Глава 13
Кружась по улице и раскинув руки, Алера громко распевала:
– Мы бога-аты! Бога-аты как сказочные го-обли-ны, как государева казна-а, как тучная свиню-юшка богата жирным мя-ясом!
Прохожие обходили странную девушку, прижимаясь поближе к сточным канавкам, и еще долго оборачивались вслед. Тахар и Элай изо всех сил делали вид, что впервые ее видят.
– Мы можем купить лоша-адку, мы можем купить к ней у-упряжь, мы можем купить весь го-ород, на кой бы он нам сда-ался!
– Угомони ее, – сквозь зубы сказал Элай.
– Сам угомони, – огрызнулся Тахар. – Чуть что – сразу я!
– Да мне жутко даже смотреть на нее, не то что подходить!
– Ты говорил, что бесстрашный.
– Но не настолько же!
– И мы поедем в Та-амбо, поедем на лоша-адке!
– Она что, не понимает, что мы не можем ехать втроем на одной лошади? – спросил Элай так сердито, словно это Тахар не понимал.
– Ты погоди, – кивнул маг, – скоро до нее дойдет, и вот тогда у нас будут проблемы.
– А это у нас что? – Элай ткнул пальцем в Алеру, которая обтанцовывала уличного лотошника с пирогами.
– А это у нас так, примерка, это она еще только дуркует понемногу.
Так, делая вид, что не знакомы с Алерой, друзья вслед за ней дотащились до животного рынка.
– И где же та лоша-адка, что отвезет нас в Та-амбо? – пропела Алера, но пританцовывать уже перестала. – Тут не лошадки. Тут овцами торгуют. Зачем вы меня сюда притащили?
– Мы тебя притащили? – поразился Элай.
– Ну а кто еще? Так, где же тут лоша-адки? Они такие ми-илые, у них такие хво-остики, копыта и-го-го!
– Божиня, – проговорил Элай, глядя в небо. – Ну, пожалуйста! Что тебе стоит, а?
На огромном животном рынке коней искали долго, – Дэйн вроде и объяснял, с какой стороны торгуют лошадками, но вчера они все позабыли – слишком уж много всего пришлось запоминать, и слишком тогда хотелось спать. А сегодня с гномом не встретились.
Пока они бродили по рынку, небо стало розово-желтым, и друзья взволновались, что сегодня уже не успеют прицениться к лошадкам. Только Алера, пребывавшая в пугающе-благодушном настроении, уверяла, что ничего такого страшного, ну и подумаешь, придут завтра с утра, и вообще – к вечеру цена как раз хорошая, честная, а не те безумные тридцать серебрушек за лошадиную голову, про которые говорил Дэйн. Наверняка он ничего не понимает в коняшках и вообще умалишился на жаре.

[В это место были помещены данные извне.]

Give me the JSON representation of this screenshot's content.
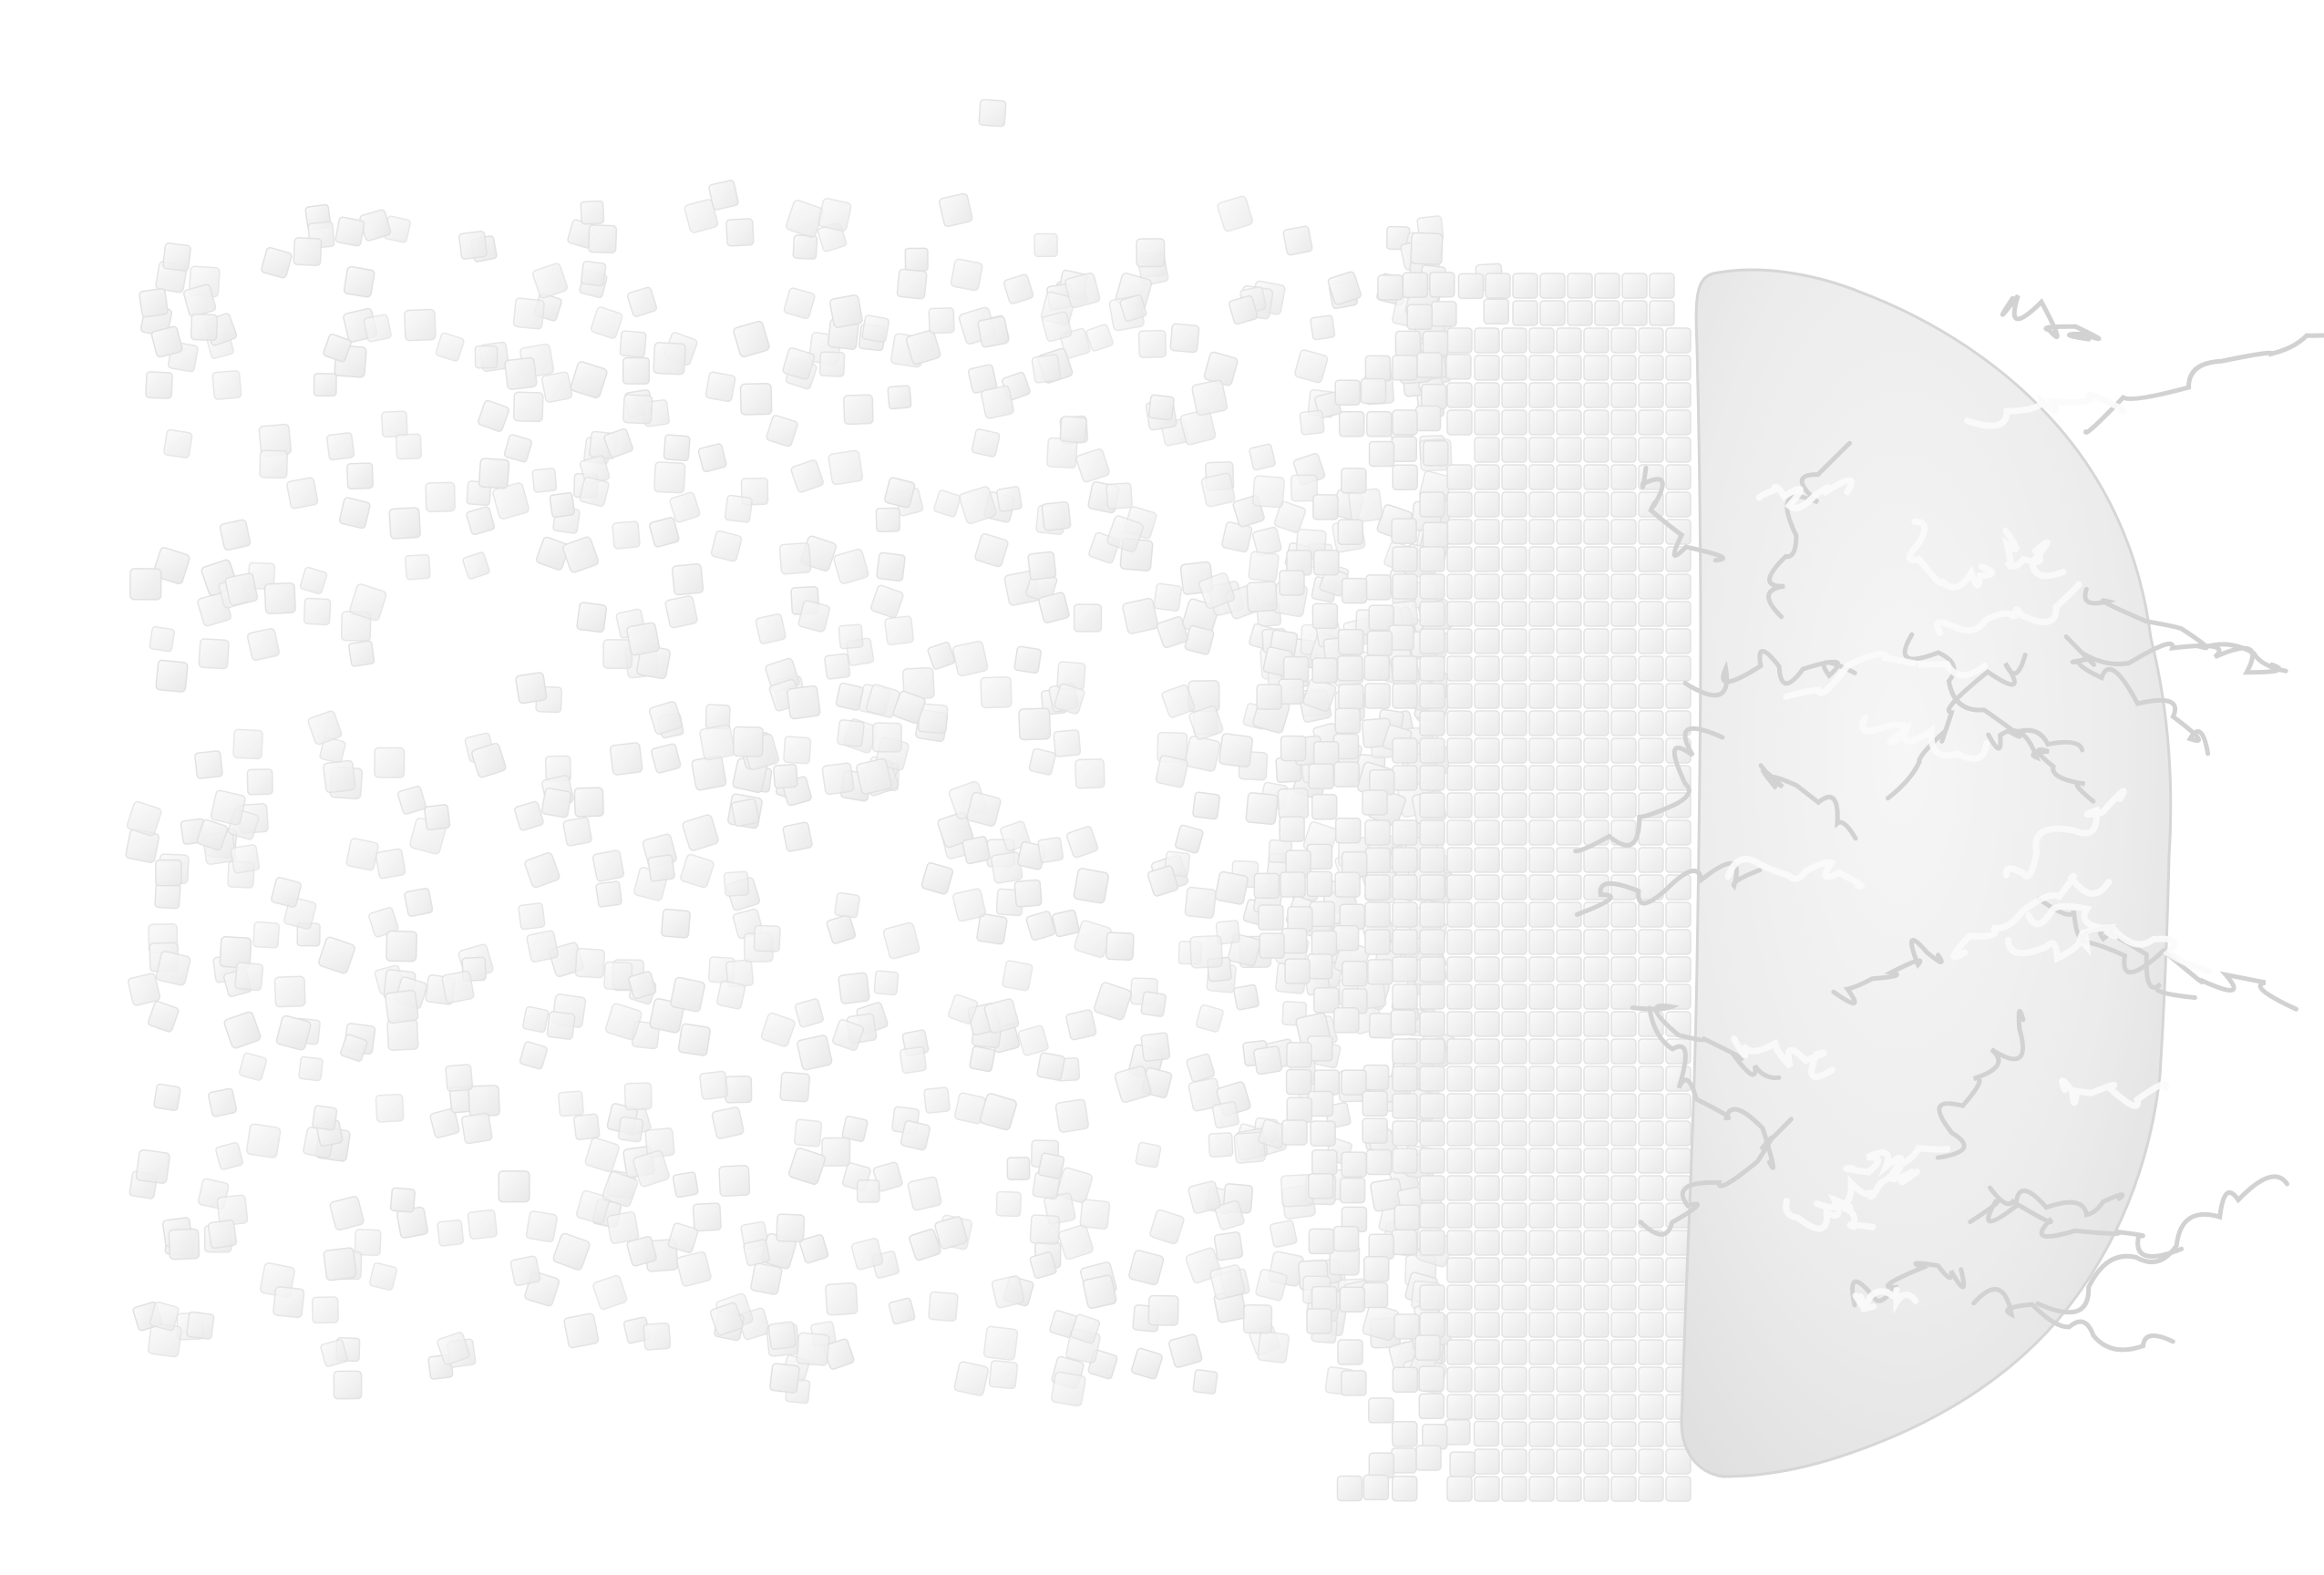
{
  "image": {
    "background_color": "#ffffff",
    "palette": {
      "cube_face": "#f1f1f1",
      "cube_edge": "#e1e1e1",
      "cube_highlight": "#fafafa",
      "brain_base": "#ececec",
      "brain_fold": "#dcdcdc",
      "brain_highlight": "#f8f8f8"
    },
    "subjects": [
      {
        "name": "brain-hemisphere"
      },
      {
        "name": "voxel-cube-grid"
      },
      {
        "name": "scattered-cube-particles"
      }
    ]
  }
}
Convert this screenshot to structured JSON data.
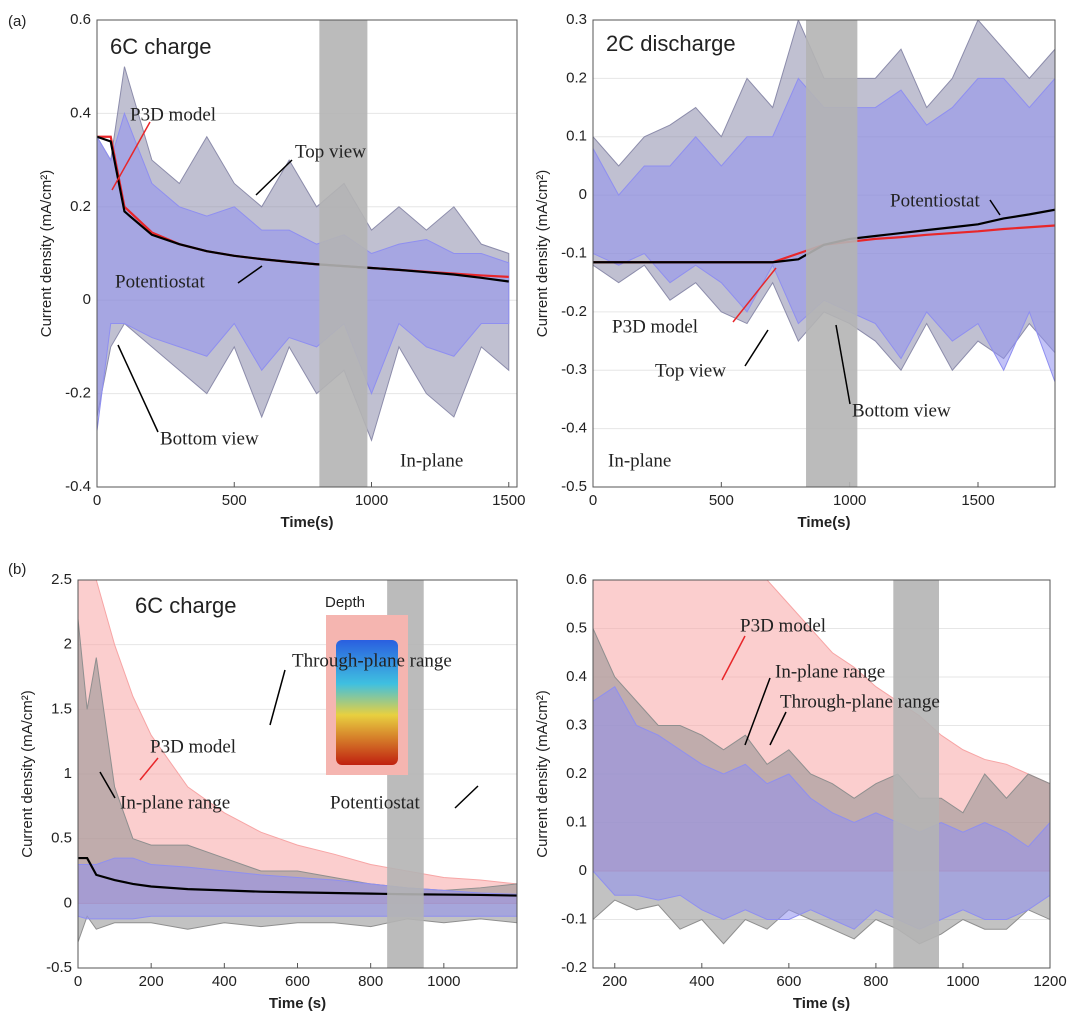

Вопреки их опасениям, лошадьми еще торговали, даже выбор пока оставался солидный, и среди животных оставалось немало крепких, молодых коняшек, способных совершить путешествие в несколько сотен переходов.
Алере особенно приглянулась вороная, с белыми ушами, и девушка, тихонько ахнув, поплыла к лошади такой особенной походкой, воодушевленно-летящей… Тахар и Элай в ужасе ожидали развязки.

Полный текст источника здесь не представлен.